By Jessica Tennier, Sous-chef
Pillar and Post, Vintage Hotels
If you don’t have the time or inclination to make the barbecue sauce below, feel free to use your favourite bottled sauce or glaze on the short ribs prior to grilling them. Try adding a shot of wine, bourbon or rum to your store-bought sauce for an extra kick.
Makes 6 servings
1/4 cup granulated sugar
2 tbsp ground sumac
1 1/2 tsp ground cumin
3/4 tsp ground mustard
3/4 tsp Cajun spice blend
1 1/2 tsp ground turmeric
5 pounds thick-cut bone-in beef short ribs
Generation Seven Barbecue Sauce
2 cups tomato ketchup
1 cup liquid honey
1 cup steak sauce
1/2 cup hot sauce
1/3 cup Worcestershire sauce
1/2 cup grainy Dijon mustard
1/2 cup brown sugar
6 shallots, finely minced
1 1/2 tsp puréed garlic
1 1/2 tbsp smoked paprika
1 1/2 tsp freshly ground black pepper
1/2 tsp ground mustard
1/4 tsp ground cloves
1/2 bottle (1 1/2 cups) Generation 7 red wine or other dry red Wine
Make the dry rub: In a medium bowl, whisk together the sugar, sumac, cumin, mustard, Cajun spices and turmeric.
Braise the short ribs: Liberally coat the short ribs with the seasoning mixture. Arrange the short ribs in a braising or roasting pan. Fill the pan halfway with water. Cover the pan tightly with aluminum foil. Bake until the short ribs are very tender, about 3 hours. Drain the short ribs.

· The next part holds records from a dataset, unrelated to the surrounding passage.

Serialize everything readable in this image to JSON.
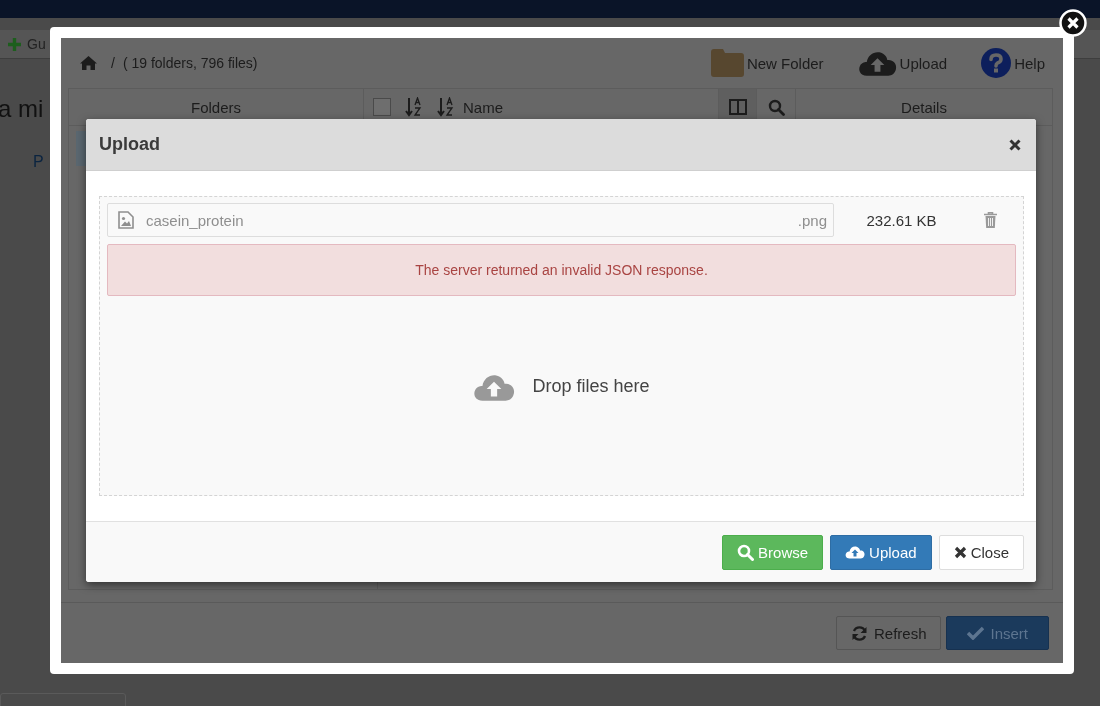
{
  "background_page": {
    "toolbar_button": "Gu",
    "heading": "a mi",
    "label": "P"
  },
  "file_manager": {
    "breadcrumb": "/",
    "summary": "( 19 folders, 796 files)",
    "toolbar": [
      {
        "kind": "folder",
        "label": "New Folder"
      },
      {
        "kind": "upload",
        "label": "Upload"
      },
      {
        "kind": "help",
        "label": "Help"
      }
    ],
    "columns": {
      "folders": "Folders",
      "name": "Name",
      "details": "Details"
    },
    "select_all": {
      "checked": false
    },
    "footer_buttons": [
      {
        "kind": "refresh",
        "label": "Refresh"
      },
      {
        "kind": "insert",
        "label": "Insert"
      }
    ]
  },
  "upload_dialog": {
    "title": "Upload",
    "files": [
      {
        "name": "casein_protein",
        "extension": ".png",
        "size": "232.61 KB",
        "error": "The server returned an invalid JSON response."
      }
    ],
    "drop_hint": "Drop files here",
    "buttons": [
      {
        "kind": "browse",
        "label": "Browse"
      },
      {
        "kind": "upload",
        "label": "Upload"
      },
      {
        "kind": "close",
        "label": "Close"
      }
    ]
  }
}
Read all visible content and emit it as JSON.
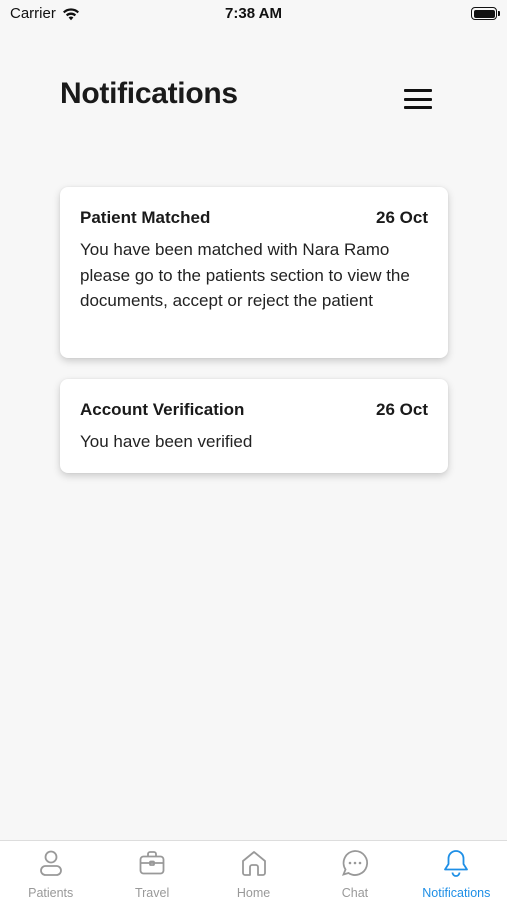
{
  "status_bar": {
    "carrier": "Carrier",
    "time": "7:38 AM",
    "icons": [
      "wifi-icon",
      "battery-icon"
    ]
  },
  "header": {
    "title": "Notifications",
    "menu_icon": "hamburger-menu-icon"
  },
  "notifications": [
    {
      "title": "Patient Matched",
      "date": "26 Oct",
      "body": "You have been matched with Nara Ramo please go to the patients section to view the documents, accept or reject the patient"
    },
    {
      "title": "Account Verification",
      "date": "26 Oct",
      "body": "You have been verified"
    }
  ],
  "tab_bar": {
    "tabs": [
      {
        "label": "Patients",
        "icon": "person-icon"
      },
      {
        "label": "Travel",
        "icon": "suitcase-icon"
      },
      {
        "label": "Home",
        "icon": "home-icon"
      },
      {
        "label": "Chat",
        "icon": "chat-bubble-icon"
      },
      {
        "label": "Notifications",
        "icon": "bell-icon"
      }
    ],
    "active_index": 4,
    "active_color": "#1e8fe6",
    "inactive_color": "#999999"
  }
}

Make the barbecue sauce: In a large saucepan, whisk together the ketchup, honey, steak sauce, hot sauce, Worcestershire sauce, Dijon mustard, brown sugar, shallots, garlic, paprika, pepper, ground mustard and cloves. Whisk in the wine. Bring to a boil, reduce the heat, partially cover the pan, and simmer, stirring occasionally until the sauce is thickened to barbecue sauce consistency, about 45 minutes. Cool to room temperature before using.
Grill the short ribs: Brush the short ribs generously with the barbecue sauce. (Leftover sauce will keep well for about 2 weeks, refrigerated.) Marinate at room temperature for up to 1 hour or refrigerated for up to 24 hours. Preheat a gas grill to medium for at least 10 minutes. Lightly grill the ribs until heated through and nicely glazed, about 5 to 7 minutes on each side. Serve with Apple Slaw (see recipe in Summer 2012 issue).